Chapter 2. Building a Better EPUB: Fundamental Accessibility

Semantic Inflection

I’m not going to rehash the reasons for semantic markup again, but I intentionally neglected getting into the specifics of how they’re added in EPUB 3 until now so as not to confuse the need with the technical details.

Adding semantic information to elements is actually quite simple to do; EPUB 3 includes the epub:type attribute for this purpose. You can attach this attribute to any HTML5 element so long as you declare the epub namespace. The following example uses the attribute to indicate that a dl element represents a glossary:

<html … xmlns:epub="http://www.idpf.org/2007/ops">
    …
     <dl epub:type="glossary">
         <dt><dfn>Brimstone</dfn></dt>
         <dd>Sulphur; See <a href="#def-sulphur">Sulphur</a>.</dd>
     </dl>
    …
</html>

Whenever you use unprefixed values in the attribute (i.e., without a colon in the name), they must be defined in the EPUB 3 Structural Semantics Vocabulary.
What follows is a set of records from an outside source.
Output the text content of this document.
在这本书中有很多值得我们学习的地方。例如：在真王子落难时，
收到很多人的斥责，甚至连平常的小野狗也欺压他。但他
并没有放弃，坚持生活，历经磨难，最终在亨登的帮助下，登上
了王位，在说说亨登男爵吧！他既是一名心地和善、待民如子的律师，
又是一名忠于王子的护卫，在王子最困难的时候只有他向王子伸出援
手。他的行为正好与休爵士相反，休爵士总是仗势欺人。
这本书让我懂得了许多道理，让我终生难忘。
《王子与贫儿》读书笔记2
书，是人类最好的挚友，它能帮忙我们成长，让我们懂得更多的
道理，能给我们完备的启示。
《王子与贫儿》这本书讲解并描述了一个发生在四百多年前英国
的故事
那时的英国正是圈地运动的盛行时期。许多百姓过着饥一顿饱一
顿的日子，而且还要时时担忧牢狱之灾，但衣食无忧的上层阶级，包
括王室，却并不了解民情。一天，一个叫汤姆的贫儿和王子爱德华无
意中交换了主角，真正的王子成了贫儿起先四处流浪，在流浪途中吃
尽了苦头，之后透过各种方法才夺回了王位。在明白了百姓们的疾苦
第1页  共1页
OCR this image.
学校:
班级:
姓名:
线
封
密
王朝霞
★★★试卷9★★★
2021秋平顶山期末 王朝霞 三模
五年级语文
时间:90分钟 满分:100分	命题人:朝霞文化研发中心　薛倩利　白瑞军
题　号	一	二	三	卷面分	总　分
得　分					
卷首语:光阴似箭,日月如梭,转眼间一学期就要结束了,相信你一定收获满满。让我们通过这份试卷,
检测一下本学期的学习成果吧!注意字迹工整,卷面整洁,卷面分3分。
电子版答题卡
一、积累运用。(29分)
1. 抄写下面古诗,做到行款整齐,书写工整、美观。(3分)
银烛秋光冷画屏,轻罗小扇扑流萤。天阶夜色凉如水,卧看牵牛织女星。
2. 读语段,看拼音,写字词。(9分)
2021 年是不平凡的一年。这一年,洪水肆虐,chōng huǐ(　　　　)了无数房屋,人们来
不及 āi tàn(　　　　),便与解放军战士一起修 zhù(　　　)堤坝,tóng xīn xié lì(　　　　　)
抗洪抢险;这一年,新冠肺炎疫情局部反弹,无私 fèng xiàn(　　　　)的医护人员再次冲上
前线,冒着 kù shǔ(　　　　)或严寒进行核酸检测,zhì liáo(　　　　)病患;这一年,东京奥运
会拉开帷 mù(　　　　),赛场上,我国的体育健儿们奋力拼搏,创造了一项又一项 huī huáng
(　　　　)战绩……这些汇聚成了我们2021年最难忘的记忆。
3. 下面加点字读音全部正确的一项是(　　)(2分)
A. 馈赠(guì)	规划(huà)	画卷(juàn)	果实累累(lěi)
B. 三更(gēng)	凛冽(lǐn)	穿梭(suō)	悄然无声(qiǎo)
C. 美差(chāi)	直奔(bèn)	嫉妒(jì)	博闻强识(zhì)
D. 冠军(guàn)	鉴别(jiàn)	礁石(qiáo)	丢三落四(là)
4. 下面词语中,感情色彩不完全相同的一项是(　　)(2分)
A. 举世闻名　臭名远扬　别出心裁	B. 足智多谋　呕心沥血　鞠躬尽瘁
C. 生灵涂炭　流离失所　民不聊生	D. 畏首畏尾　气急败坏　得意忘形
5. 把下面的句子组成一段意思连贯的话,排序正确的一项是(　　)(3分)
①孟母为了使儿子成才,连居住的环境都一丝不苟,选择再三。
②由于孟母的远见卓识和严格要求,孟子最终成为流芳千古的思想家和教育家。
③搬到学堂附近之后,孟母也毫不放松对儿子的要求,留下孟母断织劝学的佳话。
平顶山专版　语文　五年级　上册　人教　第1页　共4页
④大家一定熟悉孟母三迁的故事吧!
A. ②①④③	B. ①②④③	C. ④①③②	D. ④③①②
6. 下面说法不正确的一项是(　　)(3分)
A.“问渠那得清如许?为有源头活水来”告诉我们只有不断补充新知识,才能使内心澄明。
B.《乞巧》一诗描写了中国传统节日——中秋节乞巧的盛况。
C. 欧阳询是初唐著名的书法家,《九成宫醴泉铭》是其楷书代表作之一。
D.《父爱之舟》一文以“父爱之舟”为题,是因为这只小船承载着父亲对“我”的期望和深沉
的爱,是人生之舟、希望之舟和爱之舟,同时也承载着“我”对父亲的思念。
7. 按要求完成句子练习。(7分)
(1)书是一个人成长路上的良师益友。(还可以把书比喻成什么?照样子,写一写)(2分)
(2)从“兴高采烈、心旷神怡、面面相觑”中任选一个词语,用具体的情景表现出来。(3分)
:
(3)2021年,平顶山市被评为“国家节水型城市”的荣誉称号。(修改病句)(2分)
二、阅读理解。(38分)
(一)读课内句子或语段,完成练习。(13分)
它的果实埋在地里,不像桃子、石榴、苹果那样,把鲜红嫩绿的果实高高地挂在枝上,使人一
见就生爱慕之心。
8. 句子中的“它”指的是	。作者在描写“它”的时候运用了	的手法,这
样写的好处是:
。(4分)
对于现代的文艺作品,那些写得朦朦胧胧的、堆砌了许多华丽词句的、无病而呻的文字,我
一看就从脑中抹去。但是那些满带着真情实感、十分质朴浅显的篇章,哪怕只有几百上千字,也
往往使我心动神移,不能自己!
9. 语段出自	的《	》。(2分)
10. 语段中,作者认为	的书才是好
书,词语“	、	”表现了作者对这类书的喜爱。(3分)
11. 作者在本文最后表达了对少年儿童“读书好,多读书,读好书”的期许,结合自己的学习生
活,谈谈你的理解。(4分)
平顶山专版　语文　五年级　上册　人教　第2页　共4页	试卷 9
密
All other values require a defined prefix and are typically expected to be drawn from industry-standard vocabularies. In other words, you cannot add random values to this attribute, like you can with the class attribute.

You can create your own prefix, however, and use it to devise any semantics you want, but don’t create these kinds of custom semantics with the expectation they will have an effect on the accessibility or usability of your ebook. Reading systems ignore all semantics they don’t understand and don’t have built-in processing for. It would be better to work with the IDPF or other interested groups to create a vocabulary that meets your needs if you can’t locate the semantics you need, as you’re more likely to get reading system support that way.

The attribute is not limited to defining a single semantic, either. You can include a space-separated list of all the applicable semantics in the attribute.

A section, for example, often may have more than one semantic associated with it:

<section epub:type="toc backmatter">
    …
</section>

The order in which you add semantics to the attribute does not infer importance or affect accessibility, so the above could have just as meaningfully been reversed.

You should also be aware that this attribute is only available to augment structures; it is not intended for semantic enrichment of your content. Associating the personal information about an individual contained in a book so that a complete picture of their life can be built by metadata querying, for example, is not yet possible. The metadata landscape was considered too unstable to pick a method for enriching data, but look for a future revision to include this ability, whether via RDFa, microdata, or another method.

And in case it needs repeating, semantics are not just an exercise in labeling elements. As I discussed in the introduction to this section, these semantics are what enable intelligent reading experiences. If you had 25 definition lists in an ebook each with a particular use, how would a reading system determine which one represents the glossary if you didn’t have a semantic applied as in the first example? If you know which is the glossary, you could provide fast term lookups. The easier you make it for machines to analyze and process your data, the more valuable it becomes.